FSL analytical workflow: sample receipt with chain-of-custody verification → preliminary examination → extraction → screening (TLC, immunoassay — presumptive only) → confirmation + quantification (GC-MS for volatile/organic compounds; LC-MS/MS for non-volatile, thermally labile, high-MW compounds; AAS for metallic poisons).
TLC: silica plate, Rf value, visualisation reagents (Dragendorff for alkaloids); screening only — Rf values not unique. GC: heated column, carrier gas, FID or MS detector; gold standard for volatile organics and drugs; GC-MS provides unique mass spectrum fingerprint. LC/LC-MS: liquid mobile phase, HPLC column; for non-volatile, polar, thermally labile compounds (opioid metabolites, paracetamol, paraquat); LC-MS/MS = highest specificity. AAS: hollow cathode lamp (element-specific), flame or graphite furnace; quantifies metals only (arsenic, lead, mercury, thallium); cannot identify organic compounds; hair segmental AAS gives arsenic exposure timeline.

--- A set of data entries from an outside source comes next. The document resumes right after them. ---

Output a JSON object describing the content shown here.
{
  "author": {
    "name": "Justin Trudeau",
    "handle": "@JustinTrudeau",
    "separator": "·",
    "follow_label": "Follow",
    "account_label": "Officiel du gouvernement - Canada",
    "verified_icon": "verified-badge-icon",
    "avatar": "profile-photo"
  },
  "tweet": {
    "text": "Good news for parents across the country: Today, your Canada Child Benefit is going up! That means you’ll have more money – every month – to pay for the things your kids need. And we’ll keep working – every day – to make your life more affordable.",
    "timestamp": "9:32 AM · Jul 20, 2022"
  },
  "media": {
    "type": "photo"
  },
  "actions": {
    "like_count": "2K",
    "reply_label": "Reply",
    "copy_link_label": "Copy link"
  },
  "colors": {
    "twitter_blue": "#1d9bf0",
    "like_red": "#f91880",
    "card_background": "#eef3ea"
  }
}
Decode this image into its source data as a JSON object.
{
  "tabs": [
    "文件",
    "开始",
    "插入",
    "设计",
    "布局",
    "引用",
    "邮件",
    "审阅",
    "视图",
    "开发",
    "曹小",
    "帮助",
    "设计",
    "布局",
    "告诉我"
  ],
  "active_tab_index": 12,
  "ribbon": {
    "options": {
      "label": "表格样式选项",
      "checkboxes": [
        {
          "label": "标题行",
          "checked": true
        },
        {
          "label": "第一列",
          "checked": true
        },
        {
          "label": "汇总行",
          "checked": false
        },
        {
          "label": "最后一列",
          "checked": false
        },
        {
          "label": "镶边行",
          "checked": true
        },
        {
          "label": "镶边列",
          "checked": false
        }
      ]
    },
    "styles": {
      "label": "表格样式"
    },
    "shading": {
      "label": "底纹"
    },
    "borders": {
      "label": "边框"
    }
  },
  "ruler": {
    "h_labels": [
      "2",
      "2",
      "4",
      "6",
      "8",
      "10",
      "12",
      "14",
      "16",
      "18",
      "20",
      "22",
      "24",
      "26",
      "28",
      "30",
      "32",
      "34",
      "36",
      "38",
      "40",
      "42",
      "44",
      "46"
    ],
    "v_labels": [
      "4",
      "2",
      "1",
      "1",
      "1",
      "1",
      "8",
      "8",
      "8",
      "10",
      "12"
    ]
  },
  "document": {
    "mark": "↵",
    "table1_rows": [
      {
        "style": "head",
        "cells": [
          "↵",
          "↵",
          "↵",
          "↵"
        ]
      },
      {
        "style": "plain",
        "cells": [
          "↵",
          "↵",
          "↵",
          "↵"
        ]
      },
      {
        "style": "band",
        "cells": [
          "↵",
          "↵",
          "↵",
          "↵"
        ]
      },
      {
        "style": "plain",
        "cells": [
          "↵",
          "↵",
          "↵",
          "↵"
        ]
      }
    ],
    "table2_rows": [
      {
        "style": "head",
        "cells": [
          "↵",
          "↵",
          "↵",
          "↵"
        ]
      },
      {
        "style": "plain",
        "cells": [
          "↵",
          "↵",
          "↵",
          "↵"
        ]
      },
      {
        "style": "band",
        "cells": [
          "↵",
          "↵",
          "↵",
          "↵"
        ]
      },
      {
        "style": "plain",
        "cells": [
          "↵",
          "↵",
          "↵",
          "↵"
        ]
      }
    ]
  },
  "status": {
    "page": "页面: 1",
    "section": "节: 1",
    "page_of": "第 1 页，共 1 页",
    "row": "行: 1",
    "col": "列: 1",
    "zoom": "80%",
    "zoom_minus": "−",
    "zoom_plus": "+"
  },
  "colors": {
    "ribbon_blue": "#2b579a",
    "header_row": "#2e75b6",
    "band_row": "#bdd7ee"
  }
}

Medico-legal interpretation: chain of custody must be intact; post-mortem redistribution elevates post-mortem blood levels of lipophilic drugs (femoral > cardiac blood; vitreous humour unaffected); TLC positive must be confirmed by independent method before citation in court.
REFLECT
The TCA-overdose patient from the opening scenario survived because the ECG was interpreted correctly within 2 minutes. Reflect: which of the bedside tests discussed in this module could you perform right now with the equipment in a typical Indian district hospital emergency department, and which require specialist equipment? If the FSL for your region has a 6-week backlog for GC-MS confirmation, what is the practical consequence for a homicidal poisoning investigation? And at a training level: should medical students be taught to perform and interpret an emergency ECG in poisoning as a core clinical skill? Make the case with reference to the competencies from this module.